SAN FRANCISCO—In an attempt to help firms exert more control over “acceptable use” policies in their companies, Cisco has launched software that it says will expose the increasing amount of objectionable content found in what it calls the “Dark Web.”

"The Dark Web is about corporate users' inability to see how workers are using the web," Cisco product line manager Kevin Kennedy said Thursday. "It is that dark, dynamic and churning part of the web that has created the problem for business."

According to Cisco, the Dark Web is the result of a tidal wave of web pages triggered by Web 2.0 trends in user-generated content such as blogging and social networking. With only 20 percent of the more than 45 billion websites in the world reportedly categorized effectively enough to be used by filtering programs, the company says that leaves 80 percent of the web in the dark.

The problem, says Cisco, is that computer users are growing increasingly savvy about sidestepping filters by using proxy servers and other techniques to mask which websites they visit while at work.

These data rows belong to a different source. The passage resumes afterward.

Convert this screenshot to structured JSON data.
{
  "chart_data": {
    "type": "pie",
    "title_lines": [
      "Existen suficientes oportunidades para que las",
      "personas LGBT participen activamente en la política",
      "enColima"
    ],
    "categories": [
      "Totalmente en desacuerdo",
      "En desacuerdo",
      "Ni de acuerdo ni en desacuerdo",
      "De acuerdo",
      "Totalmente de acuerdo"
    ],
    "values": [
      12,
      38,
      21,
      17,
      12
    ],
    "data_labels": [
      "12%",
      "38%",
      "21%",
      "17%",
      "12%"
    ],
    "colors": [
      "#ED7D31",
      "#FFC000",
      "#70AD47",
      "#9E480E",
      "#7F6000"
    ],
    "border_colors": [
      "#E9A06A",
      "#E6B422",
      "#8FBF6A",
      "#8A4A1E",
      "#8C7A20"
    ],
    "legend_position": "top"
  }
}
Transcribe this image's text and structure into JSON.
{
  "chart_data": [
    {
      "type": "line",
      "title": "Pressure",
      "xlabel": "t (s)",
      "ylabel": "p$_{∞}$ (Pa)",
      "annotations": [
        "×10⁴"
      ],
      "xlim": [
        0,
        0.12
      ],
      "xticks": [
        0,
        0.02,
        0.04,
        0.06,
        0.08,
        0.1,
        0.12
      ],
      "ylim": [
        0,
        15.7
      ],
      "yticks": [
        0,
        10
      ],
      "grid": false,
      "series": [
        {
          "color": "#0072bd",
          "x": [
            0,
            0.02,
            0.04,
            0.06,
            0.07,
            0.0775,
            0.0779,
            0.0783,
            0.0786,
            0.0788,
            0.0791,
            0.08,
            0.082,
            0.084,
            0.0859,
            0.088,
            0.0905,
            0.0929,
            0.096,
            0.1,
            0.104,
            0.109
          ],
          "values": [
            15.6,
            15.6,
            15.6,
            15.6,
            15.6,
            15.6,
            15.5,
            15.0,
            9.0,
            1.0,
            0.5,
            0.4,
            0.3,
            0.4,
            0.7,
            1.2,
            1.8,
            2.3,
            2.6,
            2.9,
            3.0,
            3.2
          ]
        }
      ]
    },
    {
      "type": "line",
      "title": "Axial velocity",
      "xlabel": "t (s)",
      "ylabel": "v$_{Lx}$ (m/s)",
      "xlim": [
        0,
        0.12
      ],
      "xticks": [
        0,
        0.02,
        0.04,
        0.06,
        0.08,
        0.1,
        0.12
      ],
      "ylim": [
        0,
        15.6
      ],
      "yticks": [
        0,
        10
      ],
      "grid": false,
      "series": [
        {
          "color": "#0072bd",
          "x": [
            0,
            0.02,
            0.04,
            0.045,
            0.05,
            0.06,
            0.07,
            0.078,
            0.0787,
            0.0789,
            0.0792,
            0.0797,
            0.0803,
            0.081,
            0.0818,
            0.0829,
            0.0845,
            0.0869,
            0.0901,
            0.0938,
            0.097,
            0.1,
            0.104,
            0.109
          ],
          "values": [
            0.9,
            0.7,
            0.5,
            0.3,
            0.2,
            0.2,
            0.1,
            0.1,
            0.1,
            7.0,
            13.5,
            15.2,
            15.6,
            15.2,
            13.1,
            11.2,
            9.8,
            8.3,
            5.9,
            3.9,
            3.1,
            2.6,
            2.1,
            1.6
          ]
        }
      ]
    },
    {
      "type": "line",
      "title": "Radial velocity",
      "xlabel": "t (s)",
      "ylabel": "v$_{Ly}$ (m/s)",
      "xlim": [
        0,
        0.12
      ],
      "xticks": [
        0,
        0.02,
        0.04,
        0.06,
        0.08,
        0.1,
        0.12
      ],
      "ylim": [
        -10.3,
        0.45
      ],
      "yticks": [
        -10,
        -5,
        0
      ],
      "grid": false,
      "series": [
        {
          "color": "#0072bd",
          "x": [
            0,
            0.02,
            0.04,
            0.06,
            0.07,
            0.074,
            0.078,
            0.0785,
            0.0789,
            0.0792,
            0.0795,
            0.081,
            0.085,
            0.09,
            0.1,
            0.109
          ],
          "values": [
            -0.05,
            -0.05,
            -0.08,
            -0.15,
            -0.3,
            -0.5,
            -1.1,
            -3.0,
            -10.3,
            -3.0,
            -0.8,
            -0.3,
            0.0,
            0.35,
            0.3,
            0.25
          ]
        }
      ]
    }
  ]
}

On the flip side, internet porn purveyors are now in the practice of changing URLs in a practice known as "churning," making it more difficult to block adult websites on work computers, which is usually done using filter software based on lists of known addresses.

The new IronPort Web Usage Controls software has an engine that reads web page on the fly and analyzes the content to decide if it's objectionable or off limits according to corporate policy, Cisco states.

“The software adds the ability to monitor, block or warn users about Web traffic based on a method that combines URL filtering lists with contextual heuristics for analyzing content and checking hidden tags,” reports Network World. “Cisco's URL filtering database includes 65 URL categories and is updated every 5 minutes through Cisco's security intelligence operations.”

At $8,500, the software isn’t cheap, but recent tests of Ironport Web Usage Controls reportedly identified 50 percent more off-limits websites than did previous-generation filtering software relying on website address lists, an improvement that could translate into increased productivity—and savings—that more than make up for the cost.

"Most people are pretty well behaved at work, but some are not," Kennedy said. "Using an anonymous proxy is sophisticated to us, but the kids that have graduated from colleges in the past five years are very aware of using software to get to proxies. Because legacy approaches only give a small view now that there is this explosion of user-generated content online, we as an industry have to do better at how we solve this problem.”